To evaluate the influence of circadian rhythm on progesterone levels during follicular phase of natural cycle and during follicular phase of controlled ovarian stimulation during IVF.

Detailed Description

The primary aim of this study is to determine the circadian rhythm of progesterone in a stimulated cycle. Sample size calculations show that the study needs to recruit 10 women to show any significant differences in progesterone secreted in the morning at 8 am compared to that secreted in the evening at 8 pm. We have increased the number of participants to 12 in order to compensate for any possible drop outs. The hormones FSH, LH, Progesterone and Estradiol will be measured at days 2/3, 8, 10 and 12 of a normal and stimulated cycle so that each patient serves as her own control.

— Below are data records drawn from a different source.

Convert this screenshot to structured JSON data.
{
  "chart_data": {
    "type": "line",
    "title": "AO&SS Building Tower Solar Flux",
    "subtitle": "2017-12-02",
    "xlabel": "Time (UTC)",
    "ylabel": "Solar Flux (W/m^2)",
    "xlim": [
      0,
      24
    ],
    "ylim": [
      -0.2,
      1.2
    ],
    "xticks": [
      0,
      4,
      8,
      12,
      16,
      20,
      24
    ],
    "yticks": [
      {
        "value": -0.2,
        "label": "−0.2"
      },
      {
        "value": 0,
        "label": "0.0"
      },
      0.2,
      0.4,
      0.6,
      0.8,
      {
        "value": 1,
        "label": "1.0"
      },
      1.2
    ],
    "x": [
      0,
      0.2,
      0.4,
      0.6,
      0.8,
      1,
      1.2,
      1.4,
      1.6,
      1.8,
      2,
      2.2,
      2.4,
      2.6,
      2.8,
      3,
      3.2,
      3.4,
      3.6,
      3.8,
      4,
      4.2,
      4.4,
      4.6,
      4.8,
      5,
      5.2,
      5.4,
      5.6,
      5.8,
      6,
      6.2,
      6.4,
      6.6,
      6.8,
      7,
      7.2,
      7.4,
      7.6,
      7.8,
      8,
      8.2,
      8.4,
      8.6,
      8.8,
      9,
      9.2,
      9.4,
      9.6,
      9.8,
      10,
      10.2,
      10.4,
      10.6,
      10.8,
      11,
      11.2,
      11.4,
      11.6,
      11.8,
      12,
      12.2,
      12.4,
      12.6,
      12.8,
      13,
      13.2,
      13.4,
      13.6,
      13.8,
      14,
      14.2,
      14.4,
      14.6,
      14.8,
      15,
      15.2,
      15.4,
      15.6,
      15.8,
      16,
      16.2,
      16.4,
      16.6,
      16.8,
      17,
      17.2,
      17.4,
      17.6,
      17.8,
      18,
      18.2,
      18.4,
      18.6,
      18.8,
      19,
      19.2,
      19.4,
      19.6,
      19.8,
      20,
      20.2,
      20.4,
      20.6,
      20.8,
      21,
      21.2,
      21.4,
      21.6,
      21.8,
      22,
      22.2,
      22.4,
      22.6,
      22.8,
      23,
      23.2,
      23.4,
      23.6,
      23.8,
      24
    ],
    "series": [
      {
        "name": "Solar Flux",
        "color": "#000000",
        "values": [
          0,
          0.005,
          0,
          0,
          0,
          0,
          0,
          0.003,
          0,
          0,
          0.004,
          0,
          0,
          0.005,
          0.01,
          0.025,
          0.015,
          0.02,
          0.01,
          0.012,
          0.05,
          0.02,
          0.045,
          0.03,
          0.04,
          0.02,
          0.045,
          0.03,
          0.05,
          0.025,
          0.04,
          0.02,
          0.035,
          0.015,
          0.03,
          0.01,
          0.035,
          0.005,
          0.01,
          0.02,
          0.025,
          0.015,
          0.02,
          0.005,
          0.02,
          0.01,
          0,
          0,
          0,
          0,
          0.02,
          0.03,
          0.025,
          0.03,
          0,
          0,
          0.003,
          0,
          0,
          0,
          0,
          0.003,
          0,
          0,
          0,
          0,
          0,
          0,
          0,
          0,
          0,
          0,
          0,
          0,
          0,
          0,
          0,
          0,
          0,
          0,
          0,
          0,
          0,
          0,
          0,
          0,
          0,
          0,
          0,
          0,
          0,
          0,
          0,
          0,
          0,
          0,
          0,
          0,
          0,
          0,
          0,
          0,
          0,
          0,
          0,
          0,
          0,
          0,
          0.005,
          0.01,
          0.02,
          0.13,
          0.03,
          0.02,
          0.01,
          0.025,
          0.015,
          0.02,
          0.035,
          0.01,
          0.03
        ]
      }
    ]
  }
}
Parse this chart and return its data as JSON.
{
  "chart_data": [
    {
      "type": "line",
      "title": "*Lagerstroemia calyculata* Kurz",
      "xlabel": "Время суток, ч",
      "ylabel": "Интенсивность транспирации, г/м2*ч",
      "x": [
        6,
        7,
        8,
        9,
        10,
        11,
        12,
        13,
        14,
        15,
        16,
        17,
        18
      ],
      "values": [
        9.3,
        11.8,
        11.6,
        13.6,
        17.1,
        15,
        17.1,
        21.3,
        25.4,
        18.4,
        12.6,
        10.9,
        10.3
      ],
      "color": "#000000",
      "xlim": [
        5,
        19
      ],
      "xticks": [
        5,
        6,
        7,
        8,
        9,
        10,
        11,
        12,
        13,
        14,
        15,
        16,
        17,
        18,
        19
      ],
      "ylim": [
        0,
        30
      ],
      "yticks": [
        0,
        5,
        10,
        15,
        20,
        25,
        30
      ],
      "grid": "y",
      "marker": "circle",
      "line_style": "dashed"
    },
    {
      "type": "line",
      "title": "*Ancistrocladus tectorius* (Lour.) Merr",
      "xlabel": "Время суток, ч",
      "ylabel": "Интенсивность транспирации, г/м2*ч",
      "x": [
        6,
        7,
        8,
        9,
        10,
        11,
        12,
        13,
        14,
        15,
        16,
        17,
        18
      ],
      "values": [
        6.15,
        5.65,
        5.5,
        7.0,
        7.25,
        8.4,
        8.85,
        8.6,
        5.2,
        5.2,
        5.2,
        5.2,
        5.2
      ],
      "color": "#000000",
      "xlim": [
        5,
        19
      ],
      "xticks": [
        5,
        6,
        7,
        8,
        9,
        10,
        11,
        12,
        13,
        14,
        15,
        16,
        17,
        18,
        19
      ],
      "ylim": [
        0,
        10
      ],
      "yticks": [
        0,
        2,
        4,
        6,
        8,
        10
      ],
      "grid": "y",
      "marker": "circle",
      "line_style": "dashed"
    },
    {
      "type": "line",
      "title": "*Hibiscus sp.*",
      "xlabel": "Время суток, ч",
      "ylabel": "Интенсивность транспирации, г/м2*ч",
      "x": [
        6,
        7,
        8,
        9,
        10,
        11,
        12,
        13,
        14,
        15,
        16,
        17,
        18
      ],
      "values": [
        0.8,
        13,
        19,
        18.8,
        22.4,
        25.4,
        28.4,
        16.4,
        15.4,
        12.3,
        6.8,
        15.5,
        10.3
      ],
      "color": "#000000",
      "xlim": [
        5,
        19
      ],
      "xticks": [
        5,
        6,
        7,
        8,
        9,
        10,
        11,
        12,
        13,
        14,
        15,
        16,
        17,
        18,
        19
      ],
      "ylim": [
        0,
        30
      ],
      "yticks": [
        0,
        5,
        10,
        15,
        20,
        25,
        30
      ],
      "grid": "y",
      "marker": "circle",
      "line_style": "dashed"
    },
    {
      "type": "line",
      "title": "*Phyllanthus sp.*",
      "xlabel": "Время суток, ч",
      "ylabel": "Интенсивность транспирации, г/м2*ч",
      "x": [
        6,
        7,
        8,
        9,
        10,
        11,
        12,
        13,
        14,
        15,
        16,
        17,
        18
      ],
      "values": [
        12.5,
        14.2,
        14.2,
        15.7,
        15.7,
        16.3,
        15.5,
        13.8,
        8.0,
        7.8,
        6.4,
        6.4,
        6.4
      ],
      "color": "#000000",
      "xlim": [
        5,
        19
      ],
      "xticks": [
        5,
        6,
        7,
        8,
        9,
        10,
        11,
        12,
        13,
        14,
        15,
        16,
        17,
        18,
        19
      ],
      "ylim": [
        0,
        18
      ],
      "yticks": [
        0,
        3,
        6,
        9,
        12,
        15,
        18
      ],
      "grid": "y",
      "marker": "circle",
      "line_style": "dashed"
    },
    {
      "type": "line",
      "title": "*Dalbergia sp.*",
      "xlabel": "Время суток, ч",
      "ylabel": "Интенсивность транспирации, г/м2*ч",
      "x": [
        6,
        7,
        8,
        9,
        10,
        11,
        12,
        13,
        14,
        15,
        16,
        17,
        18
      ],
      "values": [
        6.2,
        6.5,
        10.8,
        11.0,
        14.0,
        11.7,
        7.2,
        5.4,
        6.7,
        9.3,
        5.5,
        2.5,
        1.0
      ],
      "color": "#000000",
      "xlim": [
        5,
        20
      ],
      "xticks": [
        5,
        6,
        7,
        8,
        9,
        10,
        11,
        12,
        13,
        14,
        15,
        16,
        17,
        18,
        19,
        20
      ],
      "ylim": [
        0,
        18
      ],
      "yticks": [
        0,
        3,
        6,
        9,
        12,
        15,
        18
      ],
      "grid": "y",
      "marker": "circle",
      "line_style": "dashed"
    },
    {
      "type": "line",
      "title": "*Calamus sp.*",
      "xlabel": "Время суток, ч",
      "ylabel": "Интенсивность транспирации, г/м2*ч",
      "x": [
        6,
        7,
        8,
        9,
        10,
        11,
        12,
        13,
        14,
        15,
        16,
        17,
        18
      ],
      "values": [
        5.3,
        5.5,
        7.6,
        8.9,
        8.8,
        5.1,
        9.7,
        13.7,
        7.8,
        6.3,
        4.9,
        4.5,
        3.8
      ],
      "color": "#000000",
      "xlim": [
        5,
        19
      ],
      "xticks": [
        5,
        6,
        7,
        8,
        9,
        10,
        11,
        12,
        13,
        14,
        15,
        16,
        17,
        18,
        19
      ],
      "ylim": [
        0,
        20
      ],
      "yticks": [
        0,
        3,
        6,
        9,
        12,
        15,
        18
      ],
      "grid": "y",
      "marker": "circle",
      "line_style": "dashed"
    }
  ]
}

This study will provide the basis to establish the optimal blood sampling time for progesterone measurement and to more accurately determine the cut-off level for progesterone for favourable pregnancy outcomes in ART.

Study Design

Study Type
Observational
Observational Model
Case Control
Time Perspective
Prospective

Eligibility Criteria

Ages
18 Years to 35 Years (Adult)
Sex
Female
Accepts Healthy Volunteers
Yes

Inclusion Criteria

  • Indication for IVF / ICSI - treatment
  • Age ≥ 18 years and ≤ 35 years
  • Ovarian reserve parameters in the adequate age - range, determined by Anti-Mullerian-Hormone (AMH) and Antral Follicle Count (AFC)(16)
  • Able to understand the aim of the study and to provide consent
  • Regular cycle (25-35 days)

Exclusion Criteria

  • Diagnosis of polycystic ovarian syndrome (PCOS) Rotterdam criteria
  • Endometriosis stage 3 or 4 AFS
  • Treatment with GnRH-analogues during the previous 6 months
  • Intake of oral contraceptive pill (OCP) or any hormonal treatment during the last 3 months

Outcomes

Primary Outcomes

Progesterone levels during follicular phase

Time Frame: 2-4 months

The primary aim of this study is to determine the circadian rhythm of progesterone in a stimulated cycle.

Secondary Outcomes

No secondary outcomes reported

Investigators

Sponsor Class
Other
Responsible Party
Principal Investigator
Principal Investigator

Prof Dr. Human Fatemi

Medical Director

ART Fertility Clinics LLC

Study Sites (1)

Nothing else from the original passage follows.